On day three this is how it went:
After an early breakfast we will head towards the highlands to Kabale (3 hours), then onwards another 4 hour journey offers excellent views including mountain lakes and the triangular peaks of the Virunga Volcanoes of Rwanda and the Congo. The road then climbs up towards Nkuringo, which looks down onto Bwindi Impenetrable National Park, home of the mountain gorilla.
We will stay in the Nkuringo Village prior to tomorrow’s gorilla trek in the park.
This rainforest is said to be 25.000 years old, making it one of Africa’s most biodiverse habitat. The altitude of this mountain park ranges from 1200 – 2600 meters. Five rivers and a high annual rainfall make it rather humid. Besides its mayor attraction, the mountain gorillas (gorilla gorilla berengeri) the National Park is also home to an amazing 120 mammal species, 350 species of birds, 202 species of butterflies and over 200 species of trees.

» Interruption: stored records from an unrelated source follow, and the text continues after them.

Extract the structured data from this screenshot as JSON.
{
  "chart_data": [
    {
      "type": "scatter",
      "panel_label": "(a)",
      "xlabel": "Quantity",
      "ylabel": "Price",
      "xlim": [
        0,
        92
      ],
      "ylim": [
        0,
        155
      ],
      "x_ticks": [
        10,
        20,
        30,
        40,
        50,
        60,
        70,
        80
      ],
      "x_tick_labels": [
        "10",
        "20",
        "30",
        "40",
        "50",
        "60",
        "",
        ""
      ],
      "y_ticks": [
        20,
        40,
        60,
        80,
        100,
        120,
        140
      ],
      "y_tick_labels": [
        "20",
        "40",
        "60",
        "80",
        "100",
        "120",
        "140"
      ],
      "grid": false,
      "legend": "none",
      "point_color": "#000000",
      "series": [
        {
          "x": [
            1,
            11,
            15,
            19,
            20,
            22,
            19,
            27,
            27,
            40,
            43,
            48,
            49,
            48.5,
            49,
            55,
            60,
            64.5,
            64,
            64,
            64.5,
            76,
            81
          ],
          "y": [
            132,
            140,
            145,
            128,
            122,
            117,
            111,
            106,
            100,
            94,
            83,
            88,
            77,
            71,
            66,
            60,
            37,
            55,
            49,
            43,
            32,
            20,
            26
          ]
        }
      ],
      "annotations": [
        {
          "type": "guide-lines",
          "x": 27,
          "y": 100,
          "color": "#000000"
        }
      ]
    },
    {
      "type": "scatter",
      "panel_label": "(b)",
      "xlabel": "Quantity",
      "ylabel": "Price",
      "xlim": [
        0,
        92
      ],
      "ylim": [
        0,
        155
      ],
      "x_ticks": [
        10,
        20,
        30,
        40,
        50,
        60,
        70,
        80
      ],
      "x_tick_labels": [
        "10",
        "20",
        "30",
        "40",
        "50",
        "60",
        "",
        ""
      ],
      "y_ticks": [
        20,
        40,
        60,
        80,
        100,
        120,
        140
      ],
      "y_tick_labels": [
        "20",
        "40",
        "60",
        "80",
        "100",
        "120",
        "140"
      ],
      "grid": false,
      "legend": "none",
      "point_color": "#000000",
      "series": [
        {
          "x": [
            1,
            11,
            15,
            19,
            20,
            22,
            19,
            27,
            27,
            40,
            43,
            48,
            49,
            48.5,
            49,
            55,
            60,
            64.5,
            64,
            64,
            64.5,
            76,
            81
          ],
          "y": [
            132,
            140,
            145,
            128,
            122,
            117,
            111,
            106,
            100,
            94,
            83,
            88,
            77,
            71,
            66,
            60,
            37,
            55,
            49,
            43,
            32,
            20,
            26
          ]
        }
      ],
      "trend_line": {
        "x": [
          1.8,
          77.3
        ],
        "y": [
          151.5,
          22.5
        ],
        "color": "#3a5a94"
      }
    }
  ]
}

It is believed that about 350 gorillas remain in several stable groups in the park. The great protection over the last years has lead to a steady increase of the population. Although best know for its mountain gorillas, Bwindi Impenetrable Forest also attracts spectacular birds. There are 23 of the 24 Albertine rift endemics including the African green broadbill, bar tailed trogan and other beautiful forest species.
Clouds Mountain Gorilla Lodge high up on Nteko Ridge, on the edge of the Bwindi Impenetrable Forest National Park, the views are breathtaking, In the shadow of three volcanoes, looking down into the thick treetop canopy of Bwindi and beyond to the golden grasses of the Western Rift Valley. 8 Stone cottages with fireplaces, soft armchairs, warm duvets, excellent meals made from local produce, good wine, a lush botanical garden, a cosy library and sheltered verandas with views to the volcanoes. Clouds, with the ultimate goal of protecting the natural habitat of the mountain gorilla, will also directly benefit the community of Nkuringo who also have a significant stake in the venture.
Up relatively early for a hearty breakfast to give you the energy needed for your gorilla trek. Before 8 am report to the ranger station for registration and a talk by one of the rangers; the guides will then take you through the bush pushing your way through the undergrowth, parting thick creepers, to track the gorillas. The trek can take from half an hour to 7 hours – a reasonable degree of fitness is required as well as a sturdy pair of walking shoes.
Once you are close to the group the guides will ask you to leave behind your bags as no food items should be carried close to the gorillas. Just take your cameras with you as you are about to meet the gentle giants! Sit in the forest amongst the gorillas, listening to them grumble to each other and marvel at the sheer size of the dominant male; the silverback. It is an extraordinary feeling sitting in the dense rainforest knowing you are with a few of the last remaining mountain gorillas – sadly enough there are only about 650 of these beautiful creatures left. You are allowed exactly one hour with the gorillas before returning to the base station.
Please note: please listen to the instructions of the local rangers at all times. It is forbidden to approach the gorillas closer than 5 meters, to feed them or to use flash photography. Likewise for your and their safety! You will be accompanied by armed guards which guarantee your safety in an area where wild buffaloes are sighted. While walking, please feel free to ask guides to slow down if they are going too fast and if you need a rest. There is the additional option to hire porters on site.
The Uganda Wildlife Authority does not allow a trekking when you are sick as gorillas are very susceptible of human diseases. Should you feel sick the day of the trek we urgently advise you to abide this rule. In order to receive a 50% refund of the permit cost you MUST get a doctor’s report that day (please ask your guide to arrange this for you).
We must also stress that, while you have a very good chance of seeing gorillas, success is NOT guaranteed. They are wild creatures with no fixed routine and finding them requires the skills and experience of your tracker sand guides, as well as luck. The trackers and guides have helped to habituate the gorilla groups and know them intimately. They will take you to the area where they left the gorillas the day before. Before leaving they may be able to suggest how long the hike might be.
If you are back in time the afternoon you can take a guided walk and experience the local community in the Ntungamo village. The people of Nteko are largely self sufficient. The community experience discovers how they rely on local producers to provide commodities such as medicine, tools, soap, beer, baskets and food.